Learn economics from your cookbooks

Asian ingredients

Jane recently pointed out a thought-provoking article from Foreign Policy - not a usual source of inspiration for these blogs. In his article, The Cookbook Theory of Economics, Tyler Cowen presents an insightful thesis on how to look at cuisine-specific cookbooks and judge the economic status of the underlying country and its possible future development - among other things.

For example, take this paragraph: "Cookbooks -- the more practical kind -- also turn out to be good guides to which countries and regions are on the cusp of economic progress. Look at chef Marcus Samuelsson's African cookbook,  The Soul of a New Cuisine, or Naomi Duguid's  Burma: Rivers of Flavor, both of which are vast improvements on earlier offerings in their respective regions. It shouldn't be a surprise, then, that Africa's economies are booming at near double-digit growth rates or that Myanmar is going through a fundamental economic and political revolution, moving from a closed society to a globalizing developing country."

The Soul of a New Cuisine is owned by almost 200 of our members and Duguid's book is owned by almost 50 members - plus it has won numerous best cookbook listings and an IACP award. So we'd argue that the correlation works both ways - cookbooks are guides to economically progressing countries and the latter are guides to the next popular cuisines(s).

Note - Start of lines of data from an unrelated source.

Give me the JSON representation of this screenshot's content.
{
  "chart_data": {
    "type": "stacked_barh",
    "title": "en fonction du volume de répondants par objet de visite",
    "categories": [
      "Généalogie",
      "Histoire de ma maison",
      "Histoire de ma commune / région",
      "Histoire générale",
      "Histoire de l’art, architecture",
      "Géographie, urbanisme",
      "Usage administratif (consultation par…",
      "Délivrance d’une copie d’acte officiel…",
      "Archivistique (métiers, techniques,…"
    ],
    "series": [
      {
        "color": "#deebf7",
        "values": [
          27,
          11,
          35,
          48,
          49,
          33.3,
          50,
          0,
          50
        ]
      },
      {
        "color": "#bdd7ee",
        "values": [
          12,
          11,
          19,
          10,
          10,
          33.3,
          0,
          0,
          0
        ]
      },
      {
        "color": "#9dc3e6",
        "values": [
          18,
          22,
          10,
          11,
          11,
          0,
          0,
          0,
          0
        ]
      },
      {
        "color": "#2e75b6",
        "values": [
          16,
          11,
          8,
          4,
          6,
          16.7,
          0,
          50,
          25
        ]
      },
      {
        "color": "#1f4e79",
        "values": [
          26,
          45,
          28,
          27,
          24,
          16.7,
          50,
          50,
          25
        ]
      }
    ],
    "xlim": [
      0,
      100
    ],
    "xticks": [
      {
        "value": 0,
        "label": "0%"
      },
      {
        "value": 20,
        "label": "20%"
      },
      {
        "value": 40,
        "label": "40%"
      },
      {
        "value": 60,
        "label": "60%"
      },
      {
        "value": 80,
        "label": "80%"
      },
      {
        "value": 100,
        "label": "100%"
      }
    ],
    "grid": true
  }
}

And, for a second example, we were also intrigued by this process of how  cuisine-specific cookbooks gain popularity: "Thai cuisine hit U.S. shores in the late 1960s, thanks to American troops on R&R in Bangkok during the Vietnam War who brought the taste home, and it wasn't long before restaurants followed. Soon, a booming economy and international trade made it a whole lot easier to find galangal and lemongrass, which allowed Thai restaurants to thrive. Today, any major U.S. city has at least a half-dozen places where you can find a decent green chicken curry. And once a cuisine proliferates, people want to be able to cook it at home."

Everyone (at least in the U.S.) can mull this over while having a wonderful 4th of July. And if you're looking for last-minute inspiration, check out our Red, White, and Blue Pinterest Board for a variety of great recipes.




 

2 Comments

  • sir_ken_g  on  7/3/2013 at 1:34 PM

    Well there is economics involved - but the conclusions seem simplistic. A lot of cuisines in the US are common because people fled those countries. The Chinese came for the California Gold Rush and building the railroads. More came because of the corrupt ineffective governments there. Likewise we have Vietnamese, Cambodian and to some extent Thai restaurants because of post-Vietnam refugees. Cleveland is full of Hungarians because of the 1956 revolution. In each case economic tragedy and hardship - not development.